Unlike coeliac disease it is not clear if gluten is crucial in the pathogenic mechanism of NCGS. Several components of wheat are potentially harmful for NCGS, including gluten proteins, amylase/trypsin inhibitors (ATIs), wheat germ aggluteninins (WGA) and fermentable oligo-, di- and monosaccharides and polyols (FODMAPs) [3].
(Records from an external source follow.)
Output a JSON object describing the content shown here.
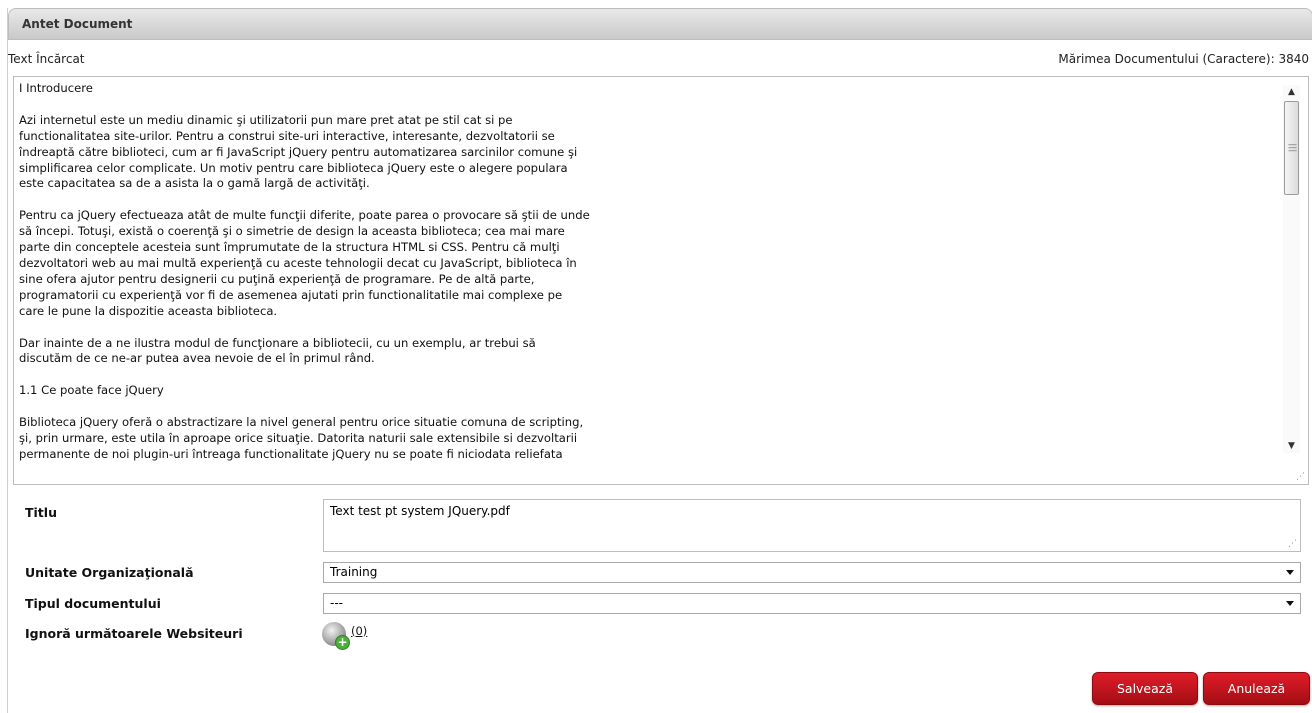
{
  "panel": {
    "title": "Antet Document"
  },
  "info": {
    "loaded_label": "Text Încărcat",
    "size_label": "Mărimea Documentului (Caractere): 3840"
  },
  "document": {
    "text": "I Introducere\n\nAzi internetul este un mediu dinamic şi utilizatorii pun mare pret atat pe stil cat si pe\nfunctionalitatea site-urilor. Pentru a construi site-uri interactive, interesante, dezvoltatorii se\nîndreaptă către biblioteci, cum ar fi JavaScript jQuery pentru automatizarea sarcinilor comune şi\nsimplificarea celor complicate. Un motiv pentru care biblioteca jQuery este o alegere populara\neste capacitatea sa de a asista la o gamă largă de activităţi.\n\nPentru ca jQuery efectueaza atât de multe funcţii diferite, poate parea o provocare să ştii de unde\nsă începi. Totuşi, există o coerenţă şi o simetrie de design la aceasta biblioteca; cea mai mare\nparte din conceptele acesteia sunt împrumutate de la structura HTML si CSS. Pentru că mulţi\ndezvoltatori web au mai multă experienţă cu aceste tehnologii decat cu JavaScript, biblioteca în\nsine ofera ajutor pentru designerii cu puţină experienţă de programare. Pe de altă parte,\nprogramatorii cu experienţă vor fi de asemenea ajutati prin functionalitatile mai complexe pe\ncare le pune la dispozitie aceasta biblioteca.\n\nDar inainte de a ne ilustra modul de funcţionare a bibliotecii, cu un exemplu, ar trebui să\ndiscutăm de ce ne-ar putea avea nevoie de el în primul rând.\n\n1.1 Ce poate face jQuery\n\nBiblioteca jQuery oferă o abstractizare la nivel general pentru orice situatie comuna de scripting,\nşi, prin urmare, este utila în aproape orice situaţie. Datorita naturii sale extensibile si dezvoltarii\npermanente de noi plugin-uri întreaga functionalitate jQuery nu se poate fi niciodata reliefata"
  },
  "form": {
    "title_label": "Titlu",
    "title_value": "Text test pt system JQuery.pdf",
    "org_label": "Unitate Organizaţională",
    "org_value": "Training",
    "doctype_label": "Tipul documentului",
    "doctype_value": "---",
    "ignore_label": "Ignoră următoarele Websiteuri",
    "ignore_count": "(0)"
  },
  "buttons": {
    "save": "Salvează",
    "cancel": "Anulează"
  },
  "icons": {
    "ignore": "website-add-icon"
  },
  "colors": {
    "button_red": "#d01822",
    "header_gray": "#d4d4d4"
  }
}
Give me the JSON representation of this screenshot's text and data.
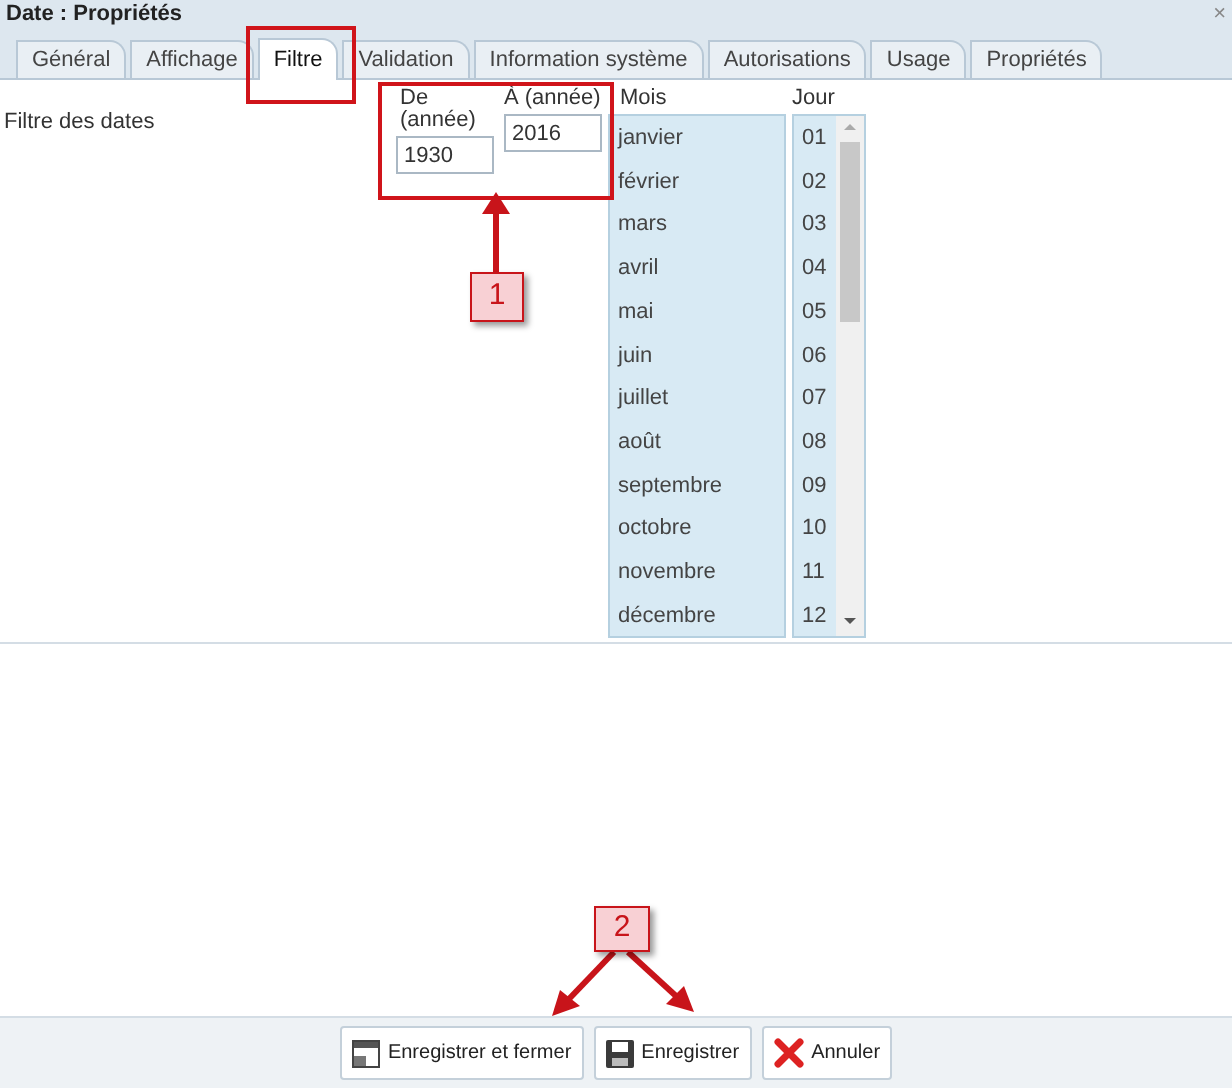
{
  "window": {
    "title": "Date : Propriétés",
    "close": "×"
  },
  "tabs": [
    {
      "label": "Général",
      "selected": false
    },
    {
      "label": "Affichage",
      "selected": false
    },
    {
      "label": "Filtre",
      "selected": true
    },
    {
      "label": "Validation",
      "selected": false
    },
    {
      "label": "Information système",
      "selected": false
    },
    {
      "label": "Autorisations",
      "selected": false
    },
    {
      "label": "Usage",
      "selected": false
    },
    {
      "label": "Propriétés",
      "selected": false
    }
  ],
  "section_label": "Filtre des dates",
  "year_fields": [
    {
      "label": "De (année)",
      "value": "1930"
    },
    {
      "label": "À (année)",
      "value": "2016"
    }
  ],
  "months": {
    "label": "Mois",
    "items": [
      "janvier",
      "février",
      "mars",
      "avril",
      "mai",
      "juin",
      "juillet",
      "août",
      "septembre",
      "octobre",
      "novembre",
      "décembre"
    ]
  },
  "days": {
    "label": "Jour",
    "items": [
      "01",
      "02",
      "03",
      "04",
      "05",
      "06",
      "07",
      "08",
      "09",
      "10",
      "11",
      "12"
    ]
  },
  "buttons": [
    {
      "label": "Enregistrer et fermer",
      "kind": "save-close"
    },
    {
      "label": "Enregistrer",
      "kind": "save"
    },
    {
      "label": "Annuler",
      "kind": "cancel"
    }
  ],
  "callouts": [
    "1",
    "2"
  ]
}
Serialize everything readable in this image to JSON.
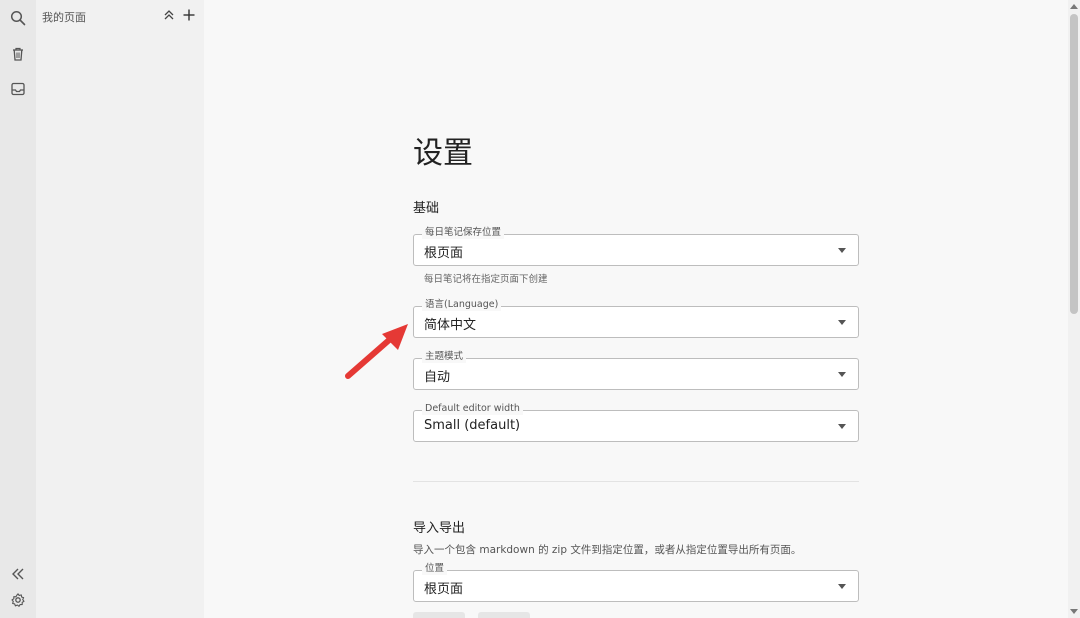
{
  "sidebar": {
    "title": "我的页面"
  },
  "rail": {
    "icons": [
      "search-icon",
      "trash-icon",
      "inbox-icon",
      "collapse-left-icon",
      "gear-icon"
    ]
  },
  "settings": {
    "title": "设置",
    "basic": {
      "heading": "基础",
      "daily_note": {
        "label": "每日笔记保存位置",
        "value": "根页面",
        "helper": "每日笔记将在指定页面下创建"
      },
      "language": {
        "label": "语言(Language)",
        "value": "简体中文"
      },
      "theme": {
        "label": "主题模式",
        "value": "自动"
      },
      "editor_width": {
        "label": "Default editor width",
        "value": "Small (default)"
      }
    },
    "import_export": {
      "heading": "导入导出",
      "description": "导入一个包含 markdown 的 zip 文件到指定位置，或者从指定位置导出所有页面。",
      "location": {
        "label": "位置",
        "value": "根页面"
      }
    }
  },
  "colors": {
    "annotation_arrow": "#e53935",
    "rail_bg": "#e8e8e8",
    "sidebar_bg": "#f1f1f1",
    "main_bg": "#f8f8f8"
  }
}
The genetic predisposition markers HLA-DQ2 and DQ8, which are present in nearly all persons with coeliac disease, are positive in only around 50% of patients with NCGS [5]. Because the pathogenesis is unclear, the process used for diagnosis is one of exclusion by means of positive response to avoiding gluten for 2-3 weeks. The diagnosis is then confirmed by renewed deterioration upon re-exposure to gluten.
Reference
- Junker Y, Zeissig S, Kim S.J, et al. Wheat amylase trypsin inhibitors drive intestinal inflammation via activation of toll-like receptor 4. J. Exp. Med. 2012, 209, 2395–2408
- Sapone, A. et al. Differential mucosal IL 17 expression in two gliadin-induced disorders: gluten sensitivity and the autoimmune enteropathy celiac disease. Int. Arch. Allergy Immunol. 152, 75–80 (2010).
- Catassi C, Alaedini A, Bojarski et al. The Overlapping Area of Non-Celiac Gluten Sensitivity (NCGS) and Wheat-Sensitive Irritable Bowel Syndrome (IBS): An Update. Nutrients 2017, 9, 1268
- Volta U, Caio G, Karunaratne TB, Alaedini A, De Giorgio R. Non-coeliac gluten/wheat sensitivity: advances in knowledge and relevant questions. Expert Rev Gastroenterol Hepatol 2017; 11: 9-18
- Carroccio, A. et al. Non-celiac wheat sensitivity diagnosed by double-blind placebo-controlled challenge: exploring a new clinical entity. Am. J. Gastroenterol. 107, 1898–1906 (2012).